確かにスタート位置がまた戻るけど、違う道を行けばいいだけなんだからさ。
「だが――」
「分かった。見返りを貰えばいいんだよね? あのー」
ヴァルを押しのけて五人の方へ戻る。
私がさっき何を言おうとしたのか、きっと分かっているんだろうね。
期待するような表情を見せるけど、直ぐに申し訳なさそうな表情に変わった。
「安心して眠れる場所を借りれるだけでも感謝しているんだ。俺たちのことは気にしな――」
「取引しませんかっ」
「え? とり、取引?」
「はい。あなた方はこの階層に長くいるんですよね? 私、この階層にあるっていう秘密の部屋を探しているんです」
「秘密……もしかして賢者リヒトの隠し部屋のことですか!?」
「リヒトさんのこと、知っているんですか!?」
ローブを着た人が、表情を明るくして頷いた。
「自分の師のそのまた師が、賢者リヒトと同じ学び舎の出身でしてね。この塔に彼が作ったという隠し部屋のことも聞かされたことがあるんです。あなたもそうですか?」
「あ……ひ、ひいおじいちゃんが、リヒトさんのその……友達だったんです」
「そうでしたか」
「そ、それで、おじいちゃんはリヒトさんに会いたがってて、もうずっと前に亡くなったんですけど。
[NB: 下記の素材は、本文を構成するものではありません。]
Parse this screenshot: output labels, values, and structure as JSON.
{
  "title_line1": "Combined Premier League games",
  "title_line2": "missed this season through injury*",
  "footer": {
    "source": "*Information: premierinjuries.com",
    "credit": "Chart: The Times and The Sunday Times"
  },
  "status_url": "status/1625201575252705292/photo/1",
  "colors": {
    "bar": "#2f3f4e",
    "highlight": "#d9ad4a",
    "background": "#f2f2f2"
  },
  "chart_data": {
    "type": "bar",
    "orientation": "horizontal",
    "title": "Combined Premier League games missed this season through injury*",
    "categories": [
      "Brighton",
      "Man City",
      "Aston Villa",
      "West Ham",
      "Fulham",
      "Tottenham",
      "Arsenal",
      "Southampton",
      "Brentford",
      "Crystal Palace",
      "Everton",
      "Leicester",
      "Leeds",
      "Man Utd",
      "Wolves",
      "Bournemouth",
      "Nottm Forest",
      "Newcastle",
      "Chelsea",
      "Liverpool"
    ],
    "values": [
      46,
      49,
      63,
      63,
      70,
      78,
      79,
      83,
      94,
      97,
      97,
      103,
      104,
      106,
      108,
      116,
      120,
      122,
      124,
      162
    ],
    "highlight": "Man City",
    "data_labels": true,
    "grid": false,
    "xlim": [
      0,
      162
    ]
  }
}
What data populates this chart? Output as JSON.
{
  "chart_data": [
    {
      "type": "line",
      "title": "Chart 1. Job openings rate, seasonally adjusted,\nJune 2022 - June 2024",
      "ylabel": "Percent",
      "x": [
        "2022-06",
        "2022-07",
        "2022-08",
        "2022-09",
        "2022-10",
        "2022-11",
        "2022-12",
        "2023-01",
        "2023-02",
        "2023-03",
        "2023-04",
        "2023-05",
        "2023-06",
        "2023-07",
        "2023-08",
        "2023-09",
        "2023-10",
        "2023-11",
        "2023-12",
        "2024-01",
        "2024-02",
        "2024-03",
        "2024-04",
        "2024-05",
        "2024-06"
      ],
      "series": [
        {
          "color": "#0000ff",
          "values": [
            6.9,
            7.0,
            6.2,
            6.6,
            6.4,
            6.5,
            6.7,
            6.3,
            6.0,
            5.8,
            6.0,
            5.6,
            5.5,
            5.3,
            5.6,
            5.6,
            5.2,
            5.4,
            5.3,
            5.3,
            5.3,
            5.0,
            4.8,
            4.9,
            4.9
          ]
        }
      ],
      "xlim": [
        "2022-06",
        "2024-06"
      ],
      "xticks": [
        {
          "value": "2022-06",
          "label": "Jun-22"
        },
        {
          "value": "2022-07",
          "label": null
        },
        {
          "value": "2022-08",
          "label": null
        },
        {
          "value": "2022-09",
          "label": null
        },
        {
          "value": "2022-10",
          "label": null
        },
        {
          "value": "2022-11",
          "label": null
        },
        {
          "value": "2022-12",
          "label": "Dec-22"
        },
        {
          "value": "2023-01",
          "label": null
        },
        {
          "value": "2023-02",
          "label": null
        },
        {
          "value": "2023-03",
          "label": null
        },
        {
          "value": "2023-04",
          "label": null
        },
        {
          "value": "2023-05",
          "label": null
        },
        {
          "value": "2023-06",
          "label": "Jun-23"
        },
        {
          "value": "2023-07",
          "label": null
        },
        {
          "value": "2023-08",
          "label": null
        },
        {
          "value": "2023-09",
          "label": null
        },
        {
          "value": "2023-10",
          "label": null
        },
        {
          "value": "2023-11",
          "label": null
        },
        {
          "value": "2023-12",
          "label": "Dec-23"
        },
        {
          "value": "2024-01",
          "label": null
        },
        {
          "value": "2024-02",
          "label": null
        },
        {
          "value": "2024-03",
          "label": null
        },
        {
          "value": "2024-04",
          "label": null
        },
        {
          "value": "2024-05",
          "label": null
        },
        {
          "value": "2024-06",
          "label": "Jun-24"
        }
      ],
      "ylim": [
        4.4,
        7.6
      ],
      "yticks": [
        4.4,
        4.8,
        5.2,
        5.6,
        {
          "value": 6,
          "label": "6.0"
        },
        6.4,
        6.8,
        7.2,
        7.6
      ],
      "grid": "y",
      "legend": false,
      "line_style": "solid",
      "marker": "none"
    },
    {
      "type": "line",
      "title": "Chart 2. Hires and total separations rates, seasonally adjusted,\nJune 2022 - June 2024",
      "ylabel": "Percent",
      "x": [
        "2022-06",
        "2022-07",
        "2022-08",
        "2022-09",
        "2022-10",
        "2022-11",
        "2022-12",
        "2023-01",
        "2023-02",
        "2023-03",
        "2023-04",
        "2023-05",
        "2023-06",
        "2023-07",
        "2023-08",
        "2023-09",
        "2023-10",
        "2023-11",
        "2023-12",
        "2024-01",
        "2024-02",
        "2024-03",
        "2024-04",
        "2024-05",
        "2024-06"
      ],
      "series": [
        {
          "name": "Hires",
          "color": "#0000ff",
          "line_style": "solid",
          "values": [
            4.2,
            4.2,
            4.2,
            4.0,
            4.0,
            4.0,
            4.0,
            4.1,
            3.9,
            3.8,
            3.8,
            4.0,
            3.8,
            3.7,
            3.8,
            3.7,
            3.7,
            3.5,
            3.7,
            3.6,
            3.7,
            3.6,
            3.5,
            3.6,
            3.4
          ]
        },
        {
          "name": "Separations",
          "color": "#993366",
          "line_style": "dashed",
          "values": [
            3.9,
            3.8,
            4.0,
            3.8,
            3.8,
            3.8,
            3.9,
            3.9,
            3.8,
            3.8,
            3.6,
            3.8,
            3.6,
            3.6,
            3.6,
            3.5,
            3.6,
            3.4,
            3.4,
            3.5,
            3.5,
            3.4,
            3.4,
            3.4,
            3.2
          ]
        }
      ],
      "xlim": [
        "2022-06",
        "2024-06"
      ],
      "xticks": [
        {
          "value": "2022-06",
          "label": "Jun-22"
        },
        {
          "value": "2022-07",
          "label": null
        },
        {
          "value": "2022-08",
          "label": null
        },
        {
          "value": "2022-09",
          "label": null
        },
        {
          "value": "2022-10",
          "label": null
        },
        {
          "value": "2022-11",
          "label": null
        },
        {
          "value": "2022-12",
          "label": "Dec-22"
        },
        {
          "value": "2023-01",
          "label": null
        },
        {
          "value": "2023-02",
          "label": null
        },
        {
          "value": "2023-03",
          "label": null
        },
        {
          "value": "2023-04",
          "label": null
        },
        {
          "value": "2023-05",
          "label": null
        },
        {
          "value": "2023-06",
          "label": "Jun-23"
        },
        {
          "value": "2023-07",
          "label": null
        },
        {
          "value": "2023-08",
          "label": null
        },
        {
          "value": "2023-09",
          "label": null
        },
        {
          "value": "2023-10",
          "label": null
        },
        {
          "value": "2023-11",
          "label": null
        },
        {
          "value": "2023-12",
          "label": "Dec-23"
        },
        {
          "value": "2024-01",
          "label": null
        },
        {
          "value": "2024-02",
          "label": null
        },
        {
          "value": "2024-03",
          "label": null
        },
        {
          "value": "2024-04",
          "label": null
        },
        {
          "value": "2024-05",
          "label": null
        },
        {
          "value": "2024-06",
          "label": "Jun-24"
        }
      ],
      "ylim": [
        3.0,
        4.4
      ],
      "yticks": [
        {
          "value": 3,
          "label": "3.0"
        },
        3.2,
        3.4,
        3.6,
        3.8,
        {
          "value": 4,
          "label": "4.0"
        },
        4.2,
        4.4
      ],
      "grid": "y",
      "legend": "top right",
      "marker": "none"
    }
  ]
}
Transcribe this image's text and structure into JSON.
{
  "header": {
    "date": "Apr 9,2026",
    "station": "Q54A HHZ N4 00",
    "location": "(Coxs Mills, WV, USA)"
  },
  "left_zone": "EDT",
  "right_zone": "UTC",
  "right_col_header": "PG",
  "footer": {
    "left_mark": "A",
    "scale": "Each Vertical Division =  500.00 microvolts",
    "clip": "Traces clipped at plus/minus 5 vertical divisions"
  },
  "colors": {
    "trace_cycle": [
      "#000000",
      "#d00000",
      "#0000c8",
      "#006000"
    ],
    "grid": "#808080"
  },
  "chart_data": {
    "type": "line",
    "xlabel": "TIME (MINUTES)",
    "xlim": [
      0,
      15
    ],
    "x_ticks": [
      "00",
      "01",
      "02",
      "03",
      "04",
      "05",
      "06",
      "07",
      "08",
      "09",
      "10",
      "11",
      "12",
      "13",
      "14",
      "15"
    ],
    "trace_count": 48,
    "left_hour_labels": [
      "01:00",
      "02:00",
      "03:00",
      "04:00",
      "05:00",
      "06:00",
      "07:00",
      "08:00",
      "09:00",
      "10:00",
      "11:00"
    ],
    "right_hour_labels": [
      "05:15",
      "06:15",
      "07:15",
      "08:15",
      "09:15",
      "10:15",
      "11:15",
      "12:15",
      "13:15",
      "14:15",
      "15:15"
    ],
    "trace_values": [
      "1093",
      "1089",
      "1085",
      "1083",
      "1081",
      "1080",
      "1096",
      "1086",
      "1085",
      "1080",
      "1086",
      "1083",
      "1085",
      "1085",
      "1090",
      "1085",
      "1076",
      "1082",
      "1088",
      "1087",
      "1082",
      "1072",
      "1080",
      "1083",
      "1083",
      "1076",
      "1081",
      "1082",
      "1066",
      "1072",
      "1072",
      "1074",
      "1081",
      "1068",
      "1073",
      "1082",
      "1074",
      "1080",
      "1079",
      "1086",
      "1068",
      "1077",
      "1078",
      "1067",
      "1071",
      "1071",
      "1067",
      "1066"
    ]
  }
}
私もやっと塔に入れるようになったから、探したくて」
それっぽく言えた?
ヴァルを見ると、特に呆れたような表情は浮かべていない。
「取引内容は、それらしい怪しい場所に心当たりはないかってことです。もし情報があれば、食料をお分けします」
「ほ、本当か!?」
身を乗り出したのは前衛職っぽい人。
でも心当たりはないのか、すぐにパーティーの人たちを切なそうな顔で見てる。
「気になる場所……なら。だけど気になる点があるってだけで、隠し部屋とは限りませんよ」
「はぁ……それでいい。どこだ。どう気になるっていうんだ」
ヴァルも納得してくれたのか、話を進めてくれた。